The TCO (Total Cost of Ownership of the product), compared to similar available solutions, demonstrated a sensible cost reduction.
An exhaustive exploitation and final business plans with risk assessment were elaborated, identifying 10 Key Exploitable Results (KER).
Numerous communication and dissemination actions were undertaken: logo; website; leaflet and brochures – general and technical – in 8 languages; newsletters; Social Media; videos; congresses, conferences and workshops; fairs; scientific publications and press releases. Joint activities with the cluster of projects focused on geopolymers and CDW were done.
LCA demonstrated important benefits of products. The impact was assessed through GWP embodied and non-renewable energy. In ETICS-like and Radiant panels the HDG baseline values are 7.47 kgCO2eq/m² and 127.6 MJ/m². A comparison with 20mm of plaster shows reductions of 46% in GWP and 15% in embodied energy. All the comparisons revealed a reduction in embodied energy.

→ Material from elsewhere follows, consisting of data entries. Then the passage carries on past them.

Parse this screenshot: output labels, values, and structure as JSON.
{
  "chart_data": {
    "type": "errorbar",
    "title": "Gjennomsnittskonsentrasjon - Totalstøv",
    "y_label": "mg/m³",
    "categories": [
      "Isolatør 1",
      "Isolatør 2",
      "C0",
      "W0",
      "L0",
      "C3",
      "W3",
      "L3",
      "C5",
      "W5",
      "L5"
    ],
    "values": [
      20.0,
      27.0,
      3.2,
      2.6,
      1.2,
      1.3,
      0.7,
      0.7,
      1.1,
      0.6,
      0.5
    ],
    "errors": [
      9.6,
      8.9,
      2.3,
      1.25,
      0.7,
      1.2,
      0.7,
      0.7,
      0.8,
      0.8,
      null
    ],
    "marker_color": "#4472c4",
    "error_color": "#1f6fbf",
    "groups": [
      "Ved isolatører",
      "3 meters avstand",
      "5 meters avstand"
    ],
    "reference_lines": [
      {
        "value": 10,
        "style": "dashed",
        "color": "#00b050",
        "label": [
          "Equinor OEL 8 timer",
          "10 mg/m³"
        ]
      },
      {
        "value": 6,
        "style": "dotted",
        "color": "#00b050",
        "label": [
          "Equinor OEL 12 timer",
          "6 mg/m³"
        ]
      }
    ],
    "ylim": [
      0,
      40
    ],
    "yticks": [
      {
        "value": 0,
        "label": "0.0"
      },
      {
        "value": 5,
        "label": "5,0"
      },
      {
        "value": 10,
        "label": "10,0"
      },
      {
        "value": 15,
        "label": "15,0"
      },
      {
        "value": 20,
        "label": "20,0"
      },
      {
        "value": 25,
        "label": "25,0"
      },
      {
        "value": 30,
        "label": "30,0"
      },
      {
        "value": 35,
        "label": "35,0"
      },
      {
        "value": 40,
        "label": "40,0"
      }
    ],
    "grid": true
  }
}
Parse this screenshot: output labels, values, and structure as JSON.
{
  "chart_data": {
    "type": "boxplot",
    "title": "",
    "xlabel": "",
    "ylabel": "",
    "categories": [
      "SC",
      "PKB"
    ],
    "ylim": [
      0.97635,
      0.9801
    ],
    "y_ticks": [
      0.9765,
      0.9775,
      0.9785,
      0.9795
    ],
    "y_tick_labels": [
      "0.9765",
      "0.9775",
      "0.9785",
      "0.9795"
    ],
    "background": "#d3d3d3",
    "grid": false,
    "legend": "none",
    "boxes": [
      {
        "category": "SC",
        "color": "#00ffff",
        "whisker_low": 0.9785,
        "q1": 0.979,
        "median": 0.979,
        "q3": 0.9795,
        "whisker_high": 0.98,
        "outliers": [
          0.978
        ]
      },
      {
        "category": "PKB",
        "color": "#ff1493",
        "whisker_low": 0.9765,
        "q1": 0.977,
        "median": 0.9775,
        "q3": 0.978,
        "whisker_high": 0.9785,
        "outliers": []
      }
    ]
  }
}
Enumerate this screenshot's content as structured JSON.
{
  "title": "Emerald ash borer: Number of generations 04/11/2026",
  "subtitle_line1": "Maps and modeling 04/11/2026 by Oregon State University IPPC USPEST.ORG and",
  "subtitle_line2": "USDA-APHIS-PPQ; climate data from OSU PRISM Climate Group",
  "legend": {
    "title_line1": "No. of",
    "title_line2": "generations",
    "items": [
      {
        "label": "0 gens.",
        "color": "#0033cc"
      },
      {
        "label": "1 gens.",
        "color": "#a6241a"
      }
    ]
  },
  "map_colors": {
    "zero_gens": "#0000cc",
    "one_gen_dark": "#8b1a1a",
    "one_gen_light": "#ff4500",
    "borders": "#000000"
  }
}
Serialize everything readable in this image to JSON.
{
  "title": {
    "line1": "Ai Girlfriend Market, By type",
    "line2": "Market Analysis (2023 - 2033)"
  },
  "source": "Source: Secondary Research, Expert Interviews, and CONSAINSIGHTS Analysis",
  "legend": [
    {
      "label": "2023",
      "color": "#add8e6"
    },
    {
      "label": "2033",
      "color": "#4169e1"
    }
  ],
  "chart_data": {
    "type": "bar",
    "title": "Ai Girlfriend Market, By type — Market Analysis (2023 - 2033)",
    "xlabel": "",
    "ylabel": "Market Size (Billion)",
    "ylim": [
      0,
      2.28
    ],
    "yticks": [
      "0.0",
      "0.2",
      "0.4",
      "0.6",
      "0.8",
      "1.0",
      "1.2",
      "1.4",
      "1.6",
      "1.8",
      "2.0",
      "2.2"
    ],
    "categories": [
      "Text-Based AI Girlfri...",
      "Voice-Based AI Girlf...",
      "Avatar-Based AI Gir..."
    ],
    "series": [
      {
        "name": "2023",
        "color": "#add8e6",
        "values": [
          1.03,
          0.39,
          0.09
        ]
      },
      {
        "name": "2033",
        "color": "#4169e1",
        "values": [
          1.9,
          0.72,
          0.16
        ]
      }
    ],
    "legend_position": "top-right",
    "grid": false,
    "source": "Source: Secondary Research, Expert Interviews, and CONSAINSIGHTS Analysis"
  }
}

Panels installed in demo sites increased the performance of the building, reducing the energy request in accordance with EU targets of reduction of energy consumption and CO2 production.
InnoWEE solutions can also be cost-competitive, compared to available products. The estimated TCO demonstrated a sensible reduction against possible competitors on the market.
One of the InnoWEE impacts is also the promotion of LCA and selective demolition processes, as well as design for deconstruction.
An exhaustive business plan and exploitation plans for different European markets were elaborated, showing that positive cash flows can be generated in the 2nd year on the market. LCT was scrutinized and results organized in consideration of aesthetics, promotion of selective demolition processes and LCA analysis, as well as design for deconstruction. The considered social aspects revealed strengths and opportunities for improvement of production processes and involved stakeholders.
Dissemination activities contributed to raise awareness for better energy efficient solutions and a more widespread recycling of CDW, with the aim of increasing the compliance of the construction sector with green and circular economy concepts.